The next morning, when the cases were tried, Mr. Muskett, who prosecuted for the Crown, and who was perhaps a little tired of telling the Suffragettes that these scenes in the streets must cease, and then seeing them go on exactly as if he had not spoken, made a very severe and terrifying address. He told the women that this time they would be subject to the usual maximum of two months' imprisonment, with the option of a fine of five pounds, but that, in case they ever offended again, the law had worse terrors in store for them. It was proposed to revive, for the benefit of the Suffragettes, an Act passed in the reign of Charles II, which dealt with "Tumultuous Petitions, either to the Crown or Parliament." This Act provided that no person should dare to go to the King or to Parliament "with any petition, complaint, remonstrance, declaration or other address" accompanied with a number of persons above twelve. A fine of one hundred pounds, or three months' imprisonment, might be imposed under this law. The magistrate then sentenced all but two of the women to be bound over for twelve months, or to serve six weeks in the second division. Two other women, "old offenders," were given one month in the third division, or lowest class. All the prisoners, except two who had very ill relatives at home, chose the prison sentence.

The next day's session of the Women's Parliament was one of intense excitement, as the women reviewed the events of the previous day, the trials, and especially the threat to revive the obsolete Act of Charles II, an act which was passed to obstruct the progress of the Liberal party, which came into existence under the Stuarts, and under the second Charles was fighting for its life . It was an amazing thing that the political descendants of these men were proposing to revive the Act to obstruct the advance of the women's cause, fighting for its life under George V and his Liberal government. At least, it was evidence that the Government were baffled in their attempt to crush our movement. Christabel Pankhurst, presiding over the second session of the Women's Parliament, said: "At last it is realized that women are fighting for freedom, as their fathers fought. If they want twelve women, aye, and more than twelve, if a hundred women are wanted to be tried under that act and sent to prison for three months, they can be found."

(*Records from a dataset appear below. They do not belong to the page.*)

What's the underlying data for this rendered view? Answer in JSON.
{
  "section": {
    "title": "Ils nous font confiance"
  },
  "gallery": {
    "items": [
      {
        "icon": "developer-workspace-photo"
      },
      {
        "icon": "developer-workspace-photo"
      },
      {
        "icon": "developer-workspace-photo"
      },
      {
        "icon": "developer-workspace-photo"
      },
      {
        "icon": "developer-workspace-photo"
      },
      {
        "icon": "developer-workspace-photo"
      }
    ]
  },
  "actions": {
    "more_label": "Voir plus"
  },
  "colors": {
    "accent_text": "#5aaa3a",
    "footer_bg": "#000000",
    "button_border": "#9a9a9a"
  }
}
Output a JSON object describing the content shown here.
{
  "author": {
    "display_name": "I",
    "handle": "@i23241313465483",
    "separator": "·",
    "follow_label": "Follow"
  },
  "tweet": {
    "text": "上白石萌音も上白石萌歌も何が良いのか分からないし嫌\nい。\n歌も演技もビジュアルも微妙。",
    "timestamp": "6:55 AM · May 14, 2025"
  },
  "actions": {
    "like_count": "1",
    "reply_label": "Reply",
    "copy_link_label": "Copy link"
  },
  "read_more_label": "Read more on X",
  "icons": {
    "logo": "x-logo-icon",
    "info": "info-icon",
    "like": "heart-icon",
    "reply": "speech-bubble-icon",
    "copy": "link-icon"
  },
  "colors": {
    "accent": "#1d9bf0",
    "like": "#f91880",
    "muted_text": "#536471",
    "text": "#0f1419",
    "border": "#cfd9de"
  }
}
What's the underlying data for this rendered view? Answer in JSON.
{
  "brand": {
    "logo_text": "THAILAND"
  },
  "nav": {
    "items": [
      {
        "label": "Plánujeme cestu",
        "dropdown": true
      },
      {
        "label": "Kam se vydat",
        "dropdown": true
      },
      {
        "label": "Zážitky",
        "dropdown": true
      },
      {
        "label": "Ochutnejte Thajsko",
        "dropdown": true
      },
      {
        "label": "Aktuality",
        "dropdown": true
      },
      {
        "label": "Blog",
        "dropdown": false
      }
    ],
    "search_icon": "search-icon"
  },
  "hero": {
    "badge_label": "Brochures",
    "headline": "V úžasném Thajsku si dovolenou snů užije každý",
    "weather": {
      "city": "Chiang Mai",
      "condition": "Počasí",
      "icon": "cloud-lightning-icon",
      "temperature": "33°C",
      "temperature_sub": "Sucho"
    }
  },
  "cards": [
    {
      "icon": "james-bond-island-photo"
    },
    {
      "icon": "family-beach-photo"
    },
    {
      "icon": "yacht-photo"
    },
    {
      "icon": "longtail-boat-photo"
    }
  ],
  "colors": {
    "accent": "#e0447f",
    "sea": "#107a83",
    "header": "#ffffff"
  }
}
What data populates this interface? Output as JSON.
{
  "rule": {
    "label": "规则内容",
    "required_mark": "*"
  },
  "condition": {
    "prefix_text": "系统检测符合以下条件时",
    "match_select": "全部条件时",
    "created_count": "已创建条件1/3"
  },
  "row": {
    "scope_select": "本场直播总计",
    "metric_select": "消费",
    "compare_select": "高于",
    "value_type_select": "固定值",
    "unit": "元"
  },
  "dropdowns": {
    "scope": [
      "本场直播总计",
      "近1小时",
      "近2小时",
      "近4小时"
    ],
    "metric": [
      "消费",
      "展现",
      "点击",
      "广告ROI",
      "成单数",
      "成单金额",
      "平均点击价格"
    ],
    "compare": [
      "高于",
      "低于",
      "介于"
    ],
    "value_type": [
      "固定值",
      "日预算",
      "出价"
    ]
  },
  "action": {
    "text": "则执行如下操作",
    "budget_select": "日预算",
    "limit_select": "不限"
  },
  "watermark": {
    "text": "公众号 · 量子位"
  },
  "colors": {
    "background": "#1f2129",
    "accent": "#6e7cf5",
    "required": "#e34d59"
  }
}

I was not present at this session, nor had I been present at the first one. I was working in a by-election at South Leeds, the last of several important by-elections in great industrial centres, where our success was unquestioned, except by the Liberal press. The elections had wound up with a great procession, and a meeting of 100,000 people on Hounslet Moor. The most wonderful enthusiasm marked that meeting. I shall never forget what splendid order the people kept, in spite of the fact that no police protection was given us; how the vast crowd parted to let our procession through; how the throngs of mill women kept up a chorus in broad Yorkshire: "Shall us win? Shall us have the vote? We shall!" No wonder the old people shook their beads, and declared that "there had never been owt like it."